The opening sentence of that last paragraph is a nonsense that hinges on Balasubramanyam’s failure – sly or sloppy? – to locate precisely where Dawkins refers to experience, thus robbing us of context. Are we to believe this first rate scientific mind unaware that the entire empirical tradition rests on the axiom – act of faith – that our senses are in principle capable of delivering accurate information about a real world ‘out there’? Are we to believe Dawkins is incapable of distinguishing subjective experience (Bernadette’s vision, say) from the shared  and repeatable  experience of seeing water consistently boiling, on 99.999 percent of our planet, at 100 degrees centigrade?

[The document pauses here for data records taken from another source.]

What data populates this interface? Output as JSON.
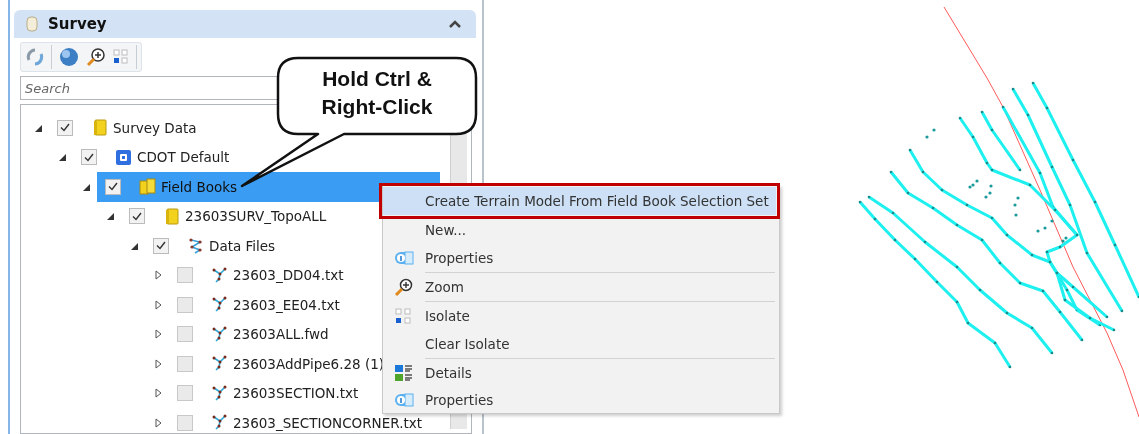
{
  "panel": {
    "title": "Survey",
    "collapsed": false
  },
  "search": {
    "placeholder": "Search"
  },
  "tree": [
    {
      "label": "Survey Data",
      "kind": "folder",
      "expanded": true,
      "checked": true,
      "selected": false,
      "children": [
        {
          "label": "CDOT Default",
          "kind": "database",
          "expanded": true,
          "checked": true,
          "selected": false,
          "children": [
            {
              "label": "Field Books",
              "kind": "books",
              "expanded": true,
              "checked": true,
              "selected": true,
              "children": [
                {
                  "label": "23603SURV_TopoALL",
                  "kind": "folder",
                  "expanded": true,
                  "checked": true,
                  "selected": false,
                  "children": [
                    {
                      "label": "Data Files",
                      "kind": "network",
                      "expanded": true,
                      "checked": true,
                      "selected": false,
                      "children": [
                        {
                          "label": "23603_DD04.txt",
                          "kind": "file",
                          "expanded": false,
                          "checked": false,
                          "selected": false
                        },
                        {
                          "label": "23603_EE04.txt",
                          "kind": "file",
                          "expanded": false,
                          "checked": false,
                          "selected": false
                        },
                        {
                          "label": "23603ALL.fwd",
                          "kind": "file",
                          "expanded": false,
                          "checked": false,
                          "selected": false
                        },
                        {
                          "label": "23603AddPipe6.28 (1)",
                          "kind": "file",
                          "expanded": false,
                          "checked": false,
                          "selected": false
                        },
                        {
                          "label": "23603SECTION.txt",
                          "kind": "file",
                          "expanded": false,
                          "checked": false,
                          "selected": false
                        },
                        {
                          "label": "23603_SECTIONCORNER.txt",
                          "kind": "file",
                          "expanded": false,
                          "checked": false,
                          "selected": false
                        }
                      ]
                    }
                  ]
                }
              ]
            }
          ]
        }
      ]
    }
  ],
  "callout": {
    "text": "Hold Ctrl & Right-Click"
  },
  "context_menu": [
    {
      "label": "Create Terrain Model From Field Book Selection Set",
      "kind": "plain",
      "highlighted": true,
      "separator_before": false
    },
    {
      "label": "New...",
      "kind": "plain",
      "highlighted": false,
      "separator_before": false
    },
    {
      "label": "Properties",
      "kind": "info",
      "highlighted": false,
      "separator_before": false
    },
    {
      "label": "Zoom",
      "kind": "zoom",
      "highlighted": false,
      "separator_before": true
    },
    {
      "label": "Isolate",
      "kind": "isolate",
      "highlighted": false,
      "separator_before": true
    },
    {
      "label": "Clear Isolate",
      "kind": "plain",
      "highlighted": false,
      "separator_before": false
    },
    {
      "label": "Details",
      "kind": "details",
      "highlighted": false,
      "separator_before": true
    },
    {
      "label": "Properties",
      "kind": "info",
      "highlighted": false,
      "separator_before": false
    }
  ]
}
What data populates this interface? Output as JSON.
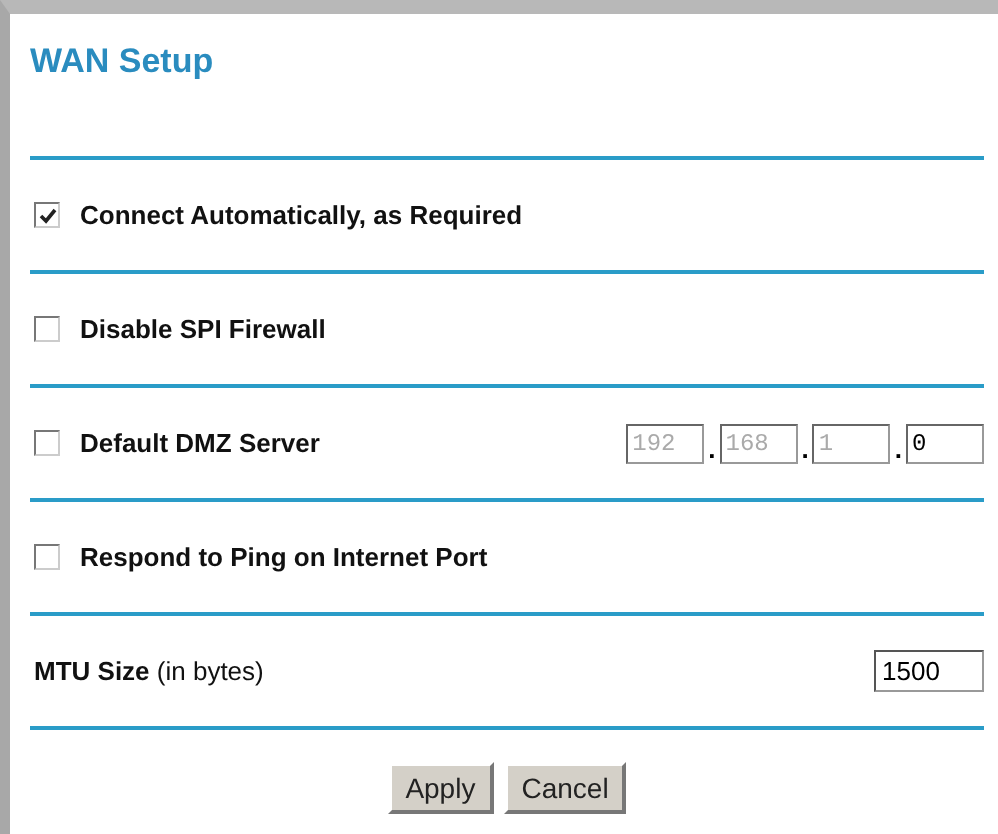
{
  "title": "WAN Setup",
  "rows": [
    {
      "kind": "check",
      "label": "Connect Automatically, as Required",
      "checked": true
    },
    {
      "kind": "check",
      "label": "Disable SPI Firewall",
      "checked": false
    },
    {
      "kind": "ip",
      "label": "Default DMZ Server",
      "checked": false,
      "separator": ".",
      "octets": [
        {
          "value": "192",
          "disabled": true
        },
        {
          "value": "168",
          "disabled": true
        },
        {
          "value": "1",
          "disabled": true
        },
        {
          "value": "0",
          "disabled": false
        }
      ]
    },
    {
      "kind": "check",
      "label": "Respond to Ping on Internet Port",
      "checked": false
    },
    {
      "kind": "field",
      "label": "**MTU Size** (in bytes)",
      "value": "1500"
    }
  ],
  "buttons": [
    "Apply",
    "Cancel"
  ]
}
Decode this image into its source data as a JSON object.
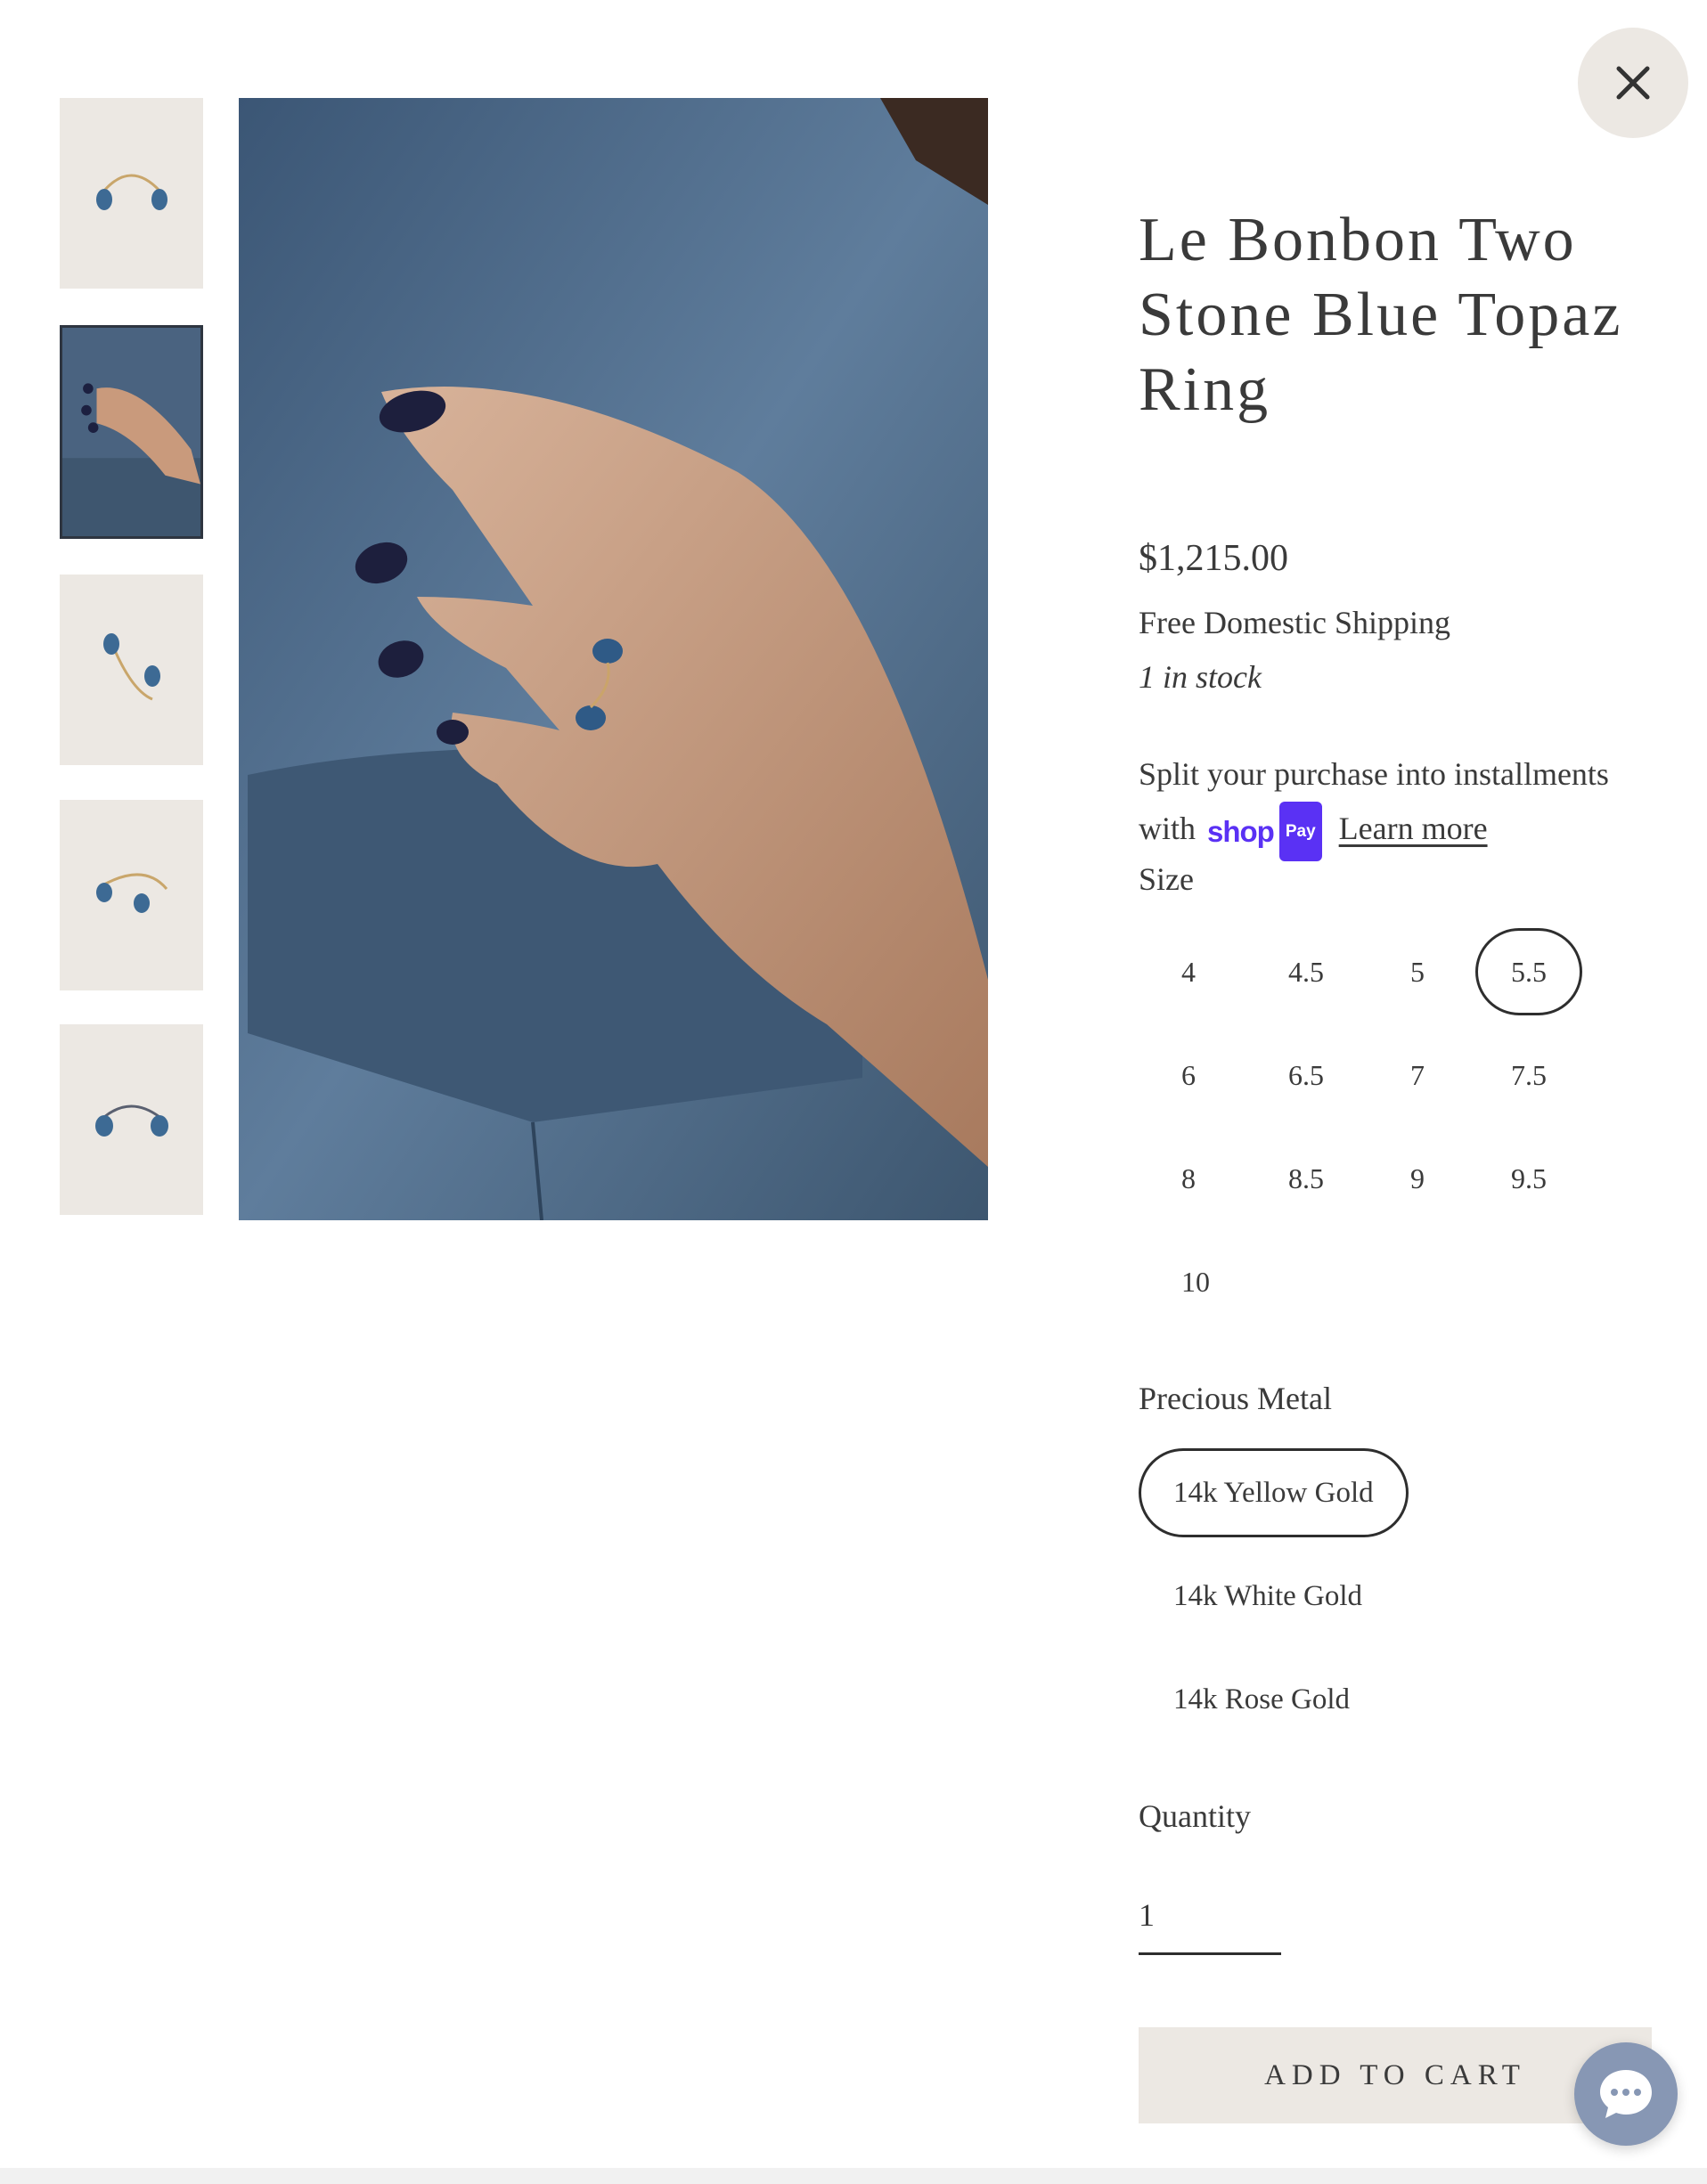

But Balasubramanyam’s dabblings in the philosophy of knowledge are secondary. The more substantive issue is this culture and identity thing. I can forgive his casually repeating the white man trope. It’s sloppy in a personalised idealism that locates oppression in ethnicity, gender and social class rather than material exploitative relations. It’s also mechanically reductionist in implying a crudely one-to-one fit of skin colour to world view but, in fairness, that’s a drop in the ocean against the systemic racism mediated across the globe by white men (and women like Hillary) and their compradors of all colours and creeds in the interests of Big Capital. Which consideration only brings us back to my point that these are the very factors Balasubramanyam neglects to mention:

I do not believe that Professor Dawkin’s blind spot regarding Islamophobia is due to casual insouciance or political naiveté, but to a combination of ignorance and intellectual arrogance that results directly from his own group identity, that of a hyper-advantaged white male, a modern day emperor of knowledge.

Whereas I do, you see. I do believe Dawkins politically naive. (I’d further argue for naïveté as an important quality in science and other creative activities, but that’s another story.) He’s a naive scientist who should no more be taken seriously on Islam (as opposed to religious meddling on the teaching of science) than the naive rock star John Lennon on Christ – or the naive novelist Rajeev Balasubramanyam on Dawkins.